Petikan kisah sakura lalu...
Kamu tahu hari Sabtu? Iya hari Sabtu, hari yang biasa kita
olah raga setiap pagi di lapangan sekolah. Hari yang biasanya semua murid
menggunakan baju training olah raga. Atau kadang juga ada cangkul dan parang di
lengan tangan kanan, lalu ember di lengan tangan kiri. Terus apa istimewanya?
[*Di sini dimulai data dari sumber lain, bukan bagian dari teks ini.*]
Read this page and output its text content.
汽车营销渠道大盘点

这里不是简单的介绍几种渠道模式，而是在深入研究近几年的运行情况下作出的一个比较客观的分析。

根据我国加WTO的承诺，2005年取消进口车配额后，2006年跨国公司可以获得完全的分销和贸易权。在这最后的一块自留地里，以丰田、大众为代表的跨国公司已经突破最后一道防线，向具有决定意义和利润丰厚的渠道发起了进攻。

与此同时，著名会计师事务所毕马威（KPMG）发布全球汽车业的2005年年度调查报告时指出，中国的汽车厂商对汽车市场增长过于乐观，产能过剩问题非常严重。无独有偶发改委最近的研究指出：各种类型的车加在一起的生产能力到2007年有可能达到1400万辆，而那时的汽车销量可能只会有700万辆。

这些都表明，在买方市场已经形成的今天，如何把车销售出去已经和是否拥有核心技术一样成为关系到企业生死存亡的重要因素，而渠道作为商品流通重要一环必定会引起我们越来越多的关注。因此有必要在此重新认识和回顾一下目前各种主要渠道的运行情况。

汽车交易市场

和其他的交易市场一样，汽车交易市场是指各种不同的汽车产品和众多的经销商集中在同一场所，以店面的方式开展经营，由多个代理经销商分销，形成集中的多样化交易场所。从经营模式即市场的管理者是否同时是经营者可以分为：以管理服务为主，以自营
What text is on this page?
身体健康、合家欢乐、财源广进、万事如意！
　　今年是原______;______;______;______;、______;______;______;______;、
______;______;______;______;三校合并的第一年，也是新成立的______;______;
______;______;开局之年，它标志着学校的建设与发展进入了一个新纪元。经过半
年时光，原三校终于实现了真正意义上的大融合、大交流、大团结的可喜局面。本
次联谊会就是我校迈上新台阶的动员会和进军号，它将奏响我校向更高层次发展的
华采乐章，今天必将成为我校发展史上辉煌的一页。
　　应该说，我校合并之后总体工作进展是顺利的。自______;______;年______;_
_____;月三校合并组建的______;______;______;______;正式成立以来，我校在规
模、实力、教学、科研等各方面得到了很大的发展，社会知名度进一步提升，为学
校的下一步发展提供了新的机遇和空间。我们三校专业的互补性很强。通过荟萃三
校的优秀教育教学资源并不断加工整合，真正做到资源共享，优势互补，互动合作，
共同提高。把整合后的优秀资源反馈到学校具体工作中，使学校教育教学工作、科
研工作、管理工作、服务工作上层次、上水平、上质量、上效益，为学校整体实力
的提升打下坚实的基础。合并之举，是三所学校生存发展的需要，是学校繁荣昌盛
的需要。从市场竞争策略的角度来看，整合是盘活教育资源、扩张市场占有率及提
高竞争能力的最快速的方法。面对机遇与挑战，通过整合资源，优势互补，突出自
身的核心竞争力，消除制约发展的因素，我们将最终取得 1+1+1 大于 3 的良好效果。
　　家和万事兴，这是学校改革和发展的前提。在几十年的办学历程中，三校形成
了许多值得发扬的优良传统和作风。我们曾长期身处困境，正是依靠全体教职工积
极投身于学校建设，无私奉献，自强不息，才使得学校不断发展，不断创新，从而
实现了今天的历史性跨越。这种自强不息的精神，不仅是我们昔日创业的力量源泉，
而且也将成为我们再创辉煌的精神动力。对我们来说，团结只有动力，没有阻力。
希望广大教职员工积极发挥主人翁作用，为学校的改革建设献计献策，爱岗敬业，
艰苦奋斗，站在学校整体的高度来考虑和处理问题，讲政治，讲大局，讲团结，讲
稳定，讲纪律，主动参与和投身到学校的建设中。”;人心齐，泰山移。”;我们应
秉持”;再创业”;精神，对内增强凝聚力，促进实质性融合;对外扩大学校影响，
Itu hari Sabtu saat aku Tsanawiyah dulu. Sabtu kali ini
adalah sabtu yang tidak berhenti membuat kedua bibirku berbantah-bantahan. Aku
tidak percaya jika sabtu ini adalah milik mekarnya bunga Sakura. Kau pernah
dengar bunga Sakura. Yang bunganya kecil mekar seperti bunga melati lebarnya. Warnanya
ada yang putih dan merah jambu. Kecil-kecil yang ayu merona.
Ah...Tapi ini bukan tentang bunga Sakura negeri matahari
terbit, atau negeri Samurai. Sabtu kali ini adalah tentang Sakura kepak-kepak negeri
bunga Tulip. Sulit dipercaya memang, bahkan teman-temanku pun tidak ada yang
mempercayainya. Bahwa di negeri tulip ada Sakura.
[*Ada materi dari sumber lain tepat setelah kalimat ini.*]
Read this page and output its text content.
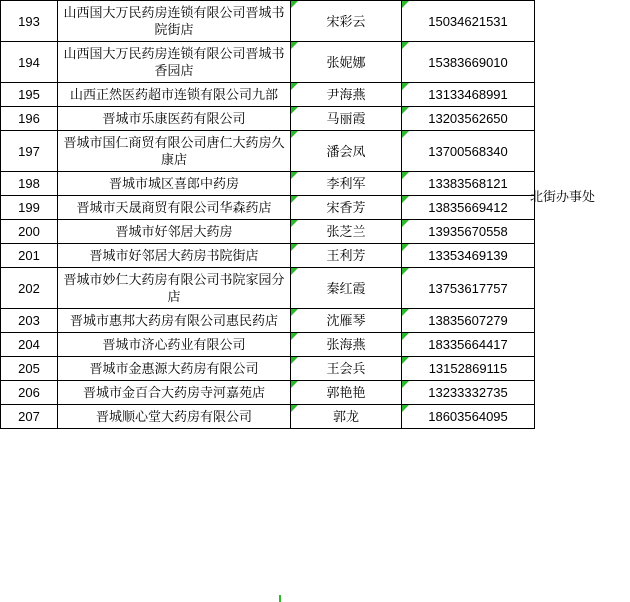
193	山西国大万民药房连锁有限公司晋城书院街店	宋彩云	15034621531
194	山西国大万民药房连锁有限公司晋城书香园店	张妮娜	15383669010
195	山西正然医药超市连锁有限公司九部	尹海燕	13133468991
196	晋城市乐康医药有限公司	马丽霞	13203562650
197	晋城市国仁商贸有限公司唐仁大药房久康店	潘会凤	13700568340
198	晋城市城区喜郎中药房	李利军	13383568121
199	晋城市天晟商贸有限公司华森药店	宋香芳	13835669412
200	晋城市好邻居大药房	张芝兰	13935670558
201	晋城市好邻居大药房书院街店	王利芳	13353469139
202	晋城市妙仁大药房有限公司书院家园分店	秦红霞	13753617757
203	晋城市惠邦大药房有限公司惠民药店	沈雁琴	13835607279
204	晋城市济心药业有限公司	张海燕	18335664417
205	晋城市金惠源大药房有限公司	王会兵	13152869115
206	晋城市金百合大药房寺河嘉苑店	郭艳艳	13233332735
207	晋城顺心堂大药房有限公司	郭龙	18603564095
北街办事处
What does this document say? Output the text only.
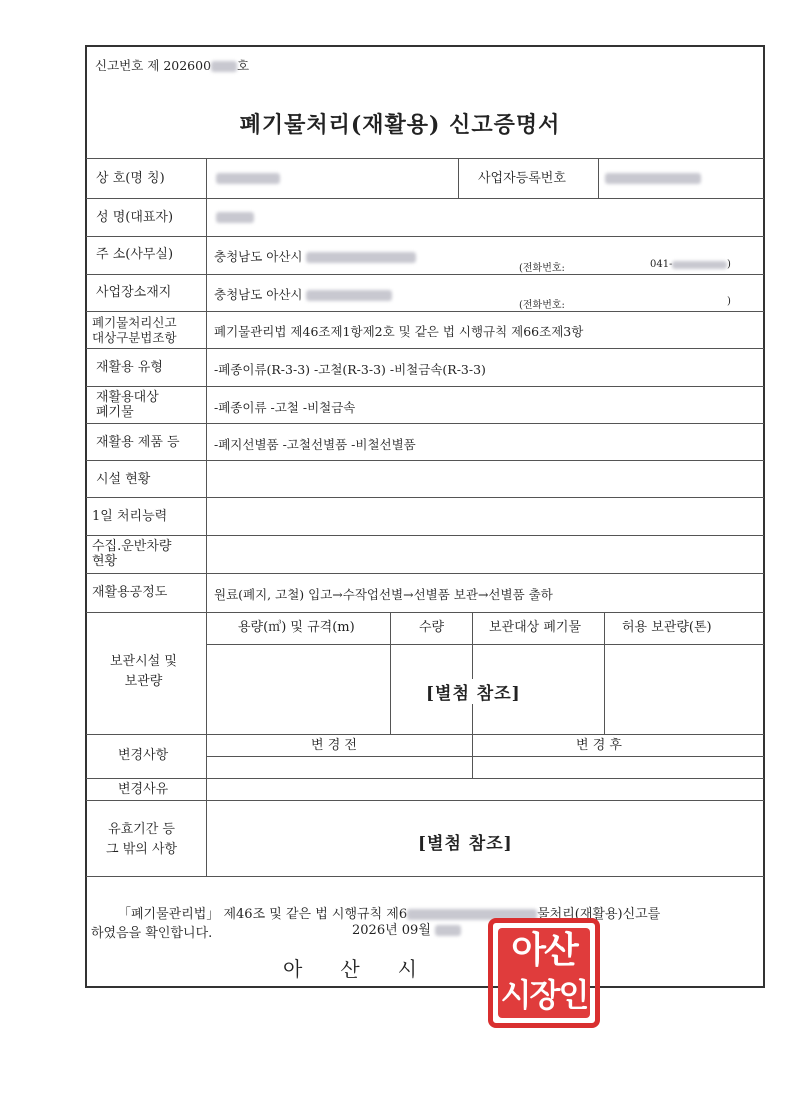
신고번호 제 202600 호
폐기물처리(재활용) 신고증명서
상 호(명 칭)	사업자등록번호
성 명(대표자)
주 소(사무실)	충청남도 아산시
(전화번호:	041-	)
사업장소재지	충청남도 아산시
(전화번호:	)
폐기물처리신고
대상구분법조항	폐기물관리법 제46조제1항제2호 및 같은 법 시행규칙 제66조제3항
재활용 유형	-폐종이류(R-3-3) -고철(R-3-3) -비철금속(R-3-3)
재활용대상
폐기물	-폐종이류 -고철 -비철금속
재활용 제품 등	-폐지선별품 -고철선별품 -비철선별품
시설 현황
1일 처리능력
수집.운반차량
현황
재활용공정도	원료(폐지, 고철) 입고→수작업선별→선별품 보관→선별품 출하
보관시설 및
보관량
용량(㎥) 및 규격(m)	수량	보관대상 폐기물	허용 보관량(톤)
[별첨 참조]
변경사항
변 경 전	변 경 후
변경사유
유효기간 등
그 밖의 사항	[별첨 참조]
「폐기물관리법」 제46조 및 같은 법 시행규칙 제6	물처리(재활용)신고를
하였음을 확인합니다.	2026년 09월
아산시 아산
시장인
Iya tapi ia bermekaran cantik sekali, memeluk-meluk kelopak
mataku dari jauh. Membiarkan senyum di bibirku mengembang sepanjang hari sabtu
itu. Apa benar itu bunga Sakura. Entahlah, tapi aku mau bilang itu Sakura.
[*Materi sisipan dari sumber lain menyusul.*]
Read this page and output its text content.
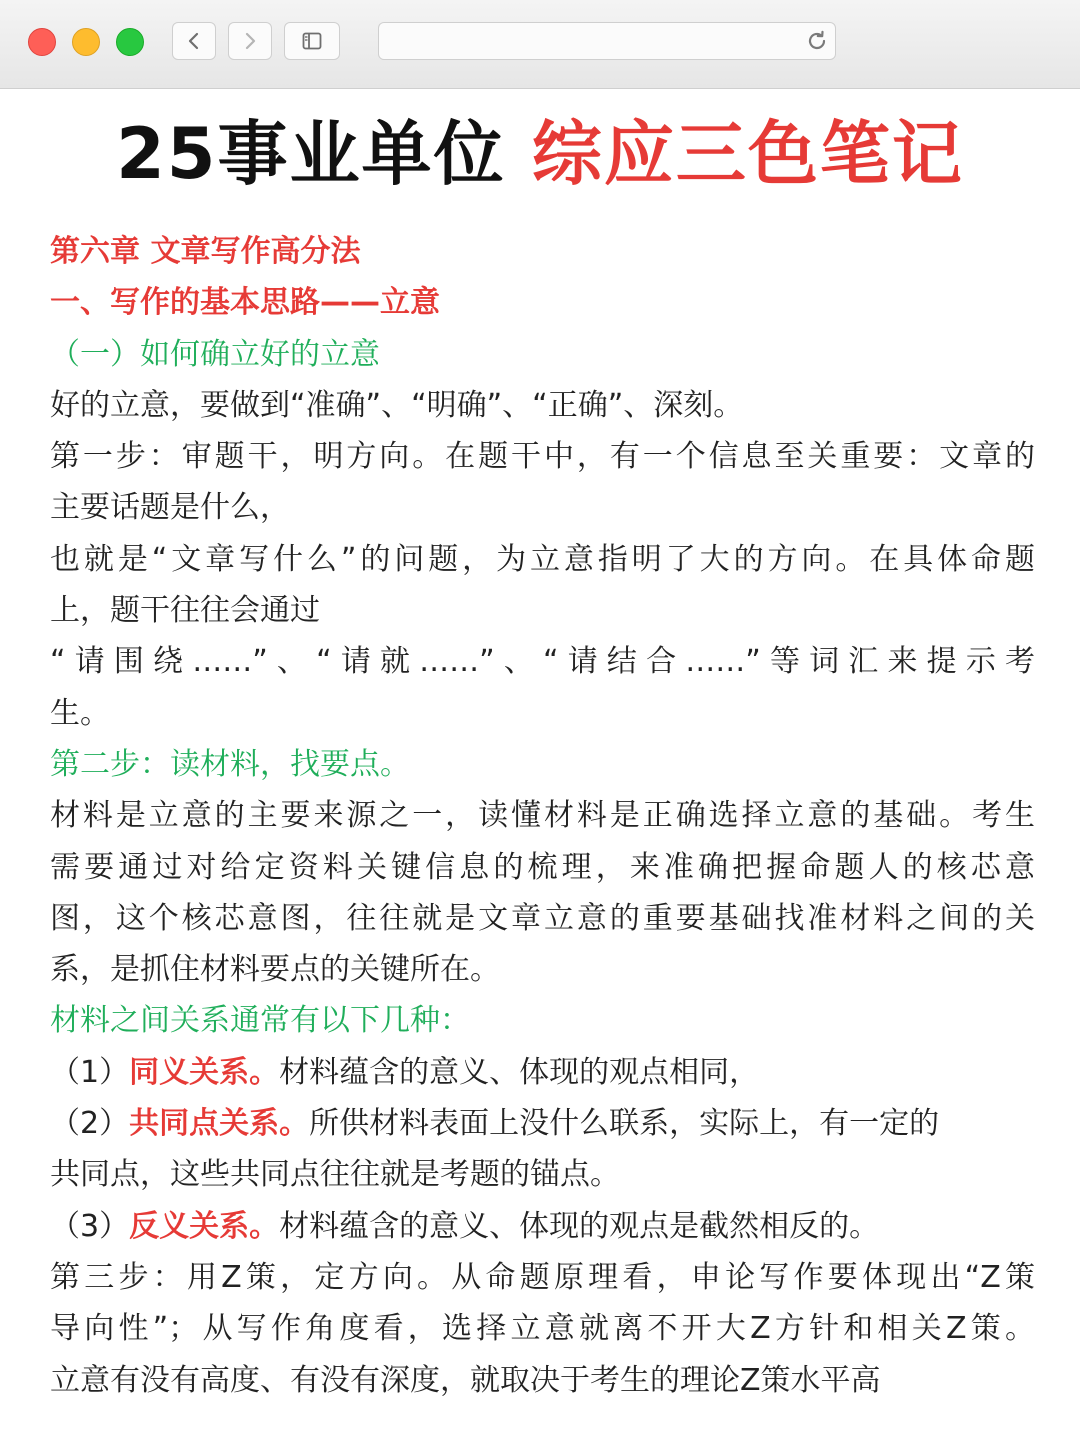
25事业单位 综应三色笔记
第六章 文章写作高分法
一、写作的基本思路——立意
（一）如何确立好的立意
好的立意，要做到“准确”、“明确”、“正确”、深刻。
第一步：审题干，明方向。在题干中，有一个信息至关重要：文章的
主要话题是什么，
也就是“文章写什么”的问题，为立意指明了大的方向。在具体命题
上，题干往往会通过
“请围绕……”、“请就……”、“请结合……”等词汇来提示考
生。
第二步：读材料，找要点。
材料是立意的主要来源之一，读懂材料是正确选择立意的基础。考生
需要通过对给定资料关键信息的梳理，来准确把握命题人的核芯意
图，这个核芯意图，往往就是文章立意的重要基础找准材料之间的关
系，是抓住材料要点的关键所在。
材料之间关系通常有以下几种：
（1）同义关系。材料蕴含的意义、体现的观点相同，
（2）共同点关系。所供材料表面上没什么联系，实际上，有一定的
共同点，这些共同点往往就是考题的锚点。
（3）反义关系。材料蕴含的意义、体现的观点是截然相反的。
第三步：用Z策，定方向。从命题原理看，申论写作要体现出“Z策
导向性”；从写作角度看，选择立意就离不开大Z方针和相关Z策。
立意有没有高度、有没有深度，就取决于考生的理论Z策水平高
Ankara, Turkey 17 Maret ‘13
***
Hijau daun pohon karet yang basah pada pukul 07:00 pagi buta.
Aku duduk di bawahnya dengan 3 orang temanku. Mengabaikan basah rok seragam
putih biru. Hari Rabu, bukan hari Sabtu. Ini hari yang menegangkan bagiku. Aku
tidak suka hari Rabu. Semalam aku bergadang, untuk yang kesekian belasan
kalinya. Ah memang aku ini, selalu begitu. Tapi daya tahan jam bergadang untuk
malam Rabu porsinya 5 kali lipat lebih besar. Mataku bisa bengkak di buatnya,
tidak tidur semalaman. Badanku bisa panas jadi demam, demi menyambut hari Rabu.
Ini hari berbahaya. Dan bukan hari penting. Ingat.
***
Teeeng...teeeng...teeeng...
Kami berempat melompat dari duduk di atas tumpukan kayu pohon
karet. Mulut Astuti yang berwajah
lonjong hitam manis itu semakin komat-kamit. Suaranya yang besar
menggaung-gaung di antara pohon karet. Aku tidak kosentrasi. Imel yang badannya 3 kali lipat lebih berisi dariku
menjerit-jerit, memekik melengking sembari menutup telinga. Sementara si Nisa yang alis mata sebelah kanan atau
kirinya itu terpotong karena luka tidak berekspresi. Dan tentu bukan karena
sudah menguasai pelajaran sejarah, tapi karena memang aku yakin kalau ia baru
buka buku pagi itu juga.
Foto : Dokumen Pribadi
Aku melenggang mengabaikan jeritan dan lengkingan ketiga
temannku. Lumayan, meski aku juga ingin menjerit sebenarnya tapi lumayan lebih
banyak hafalanku dari ke tiga temanku itu. Hihi...ini bukan karena aku rajin.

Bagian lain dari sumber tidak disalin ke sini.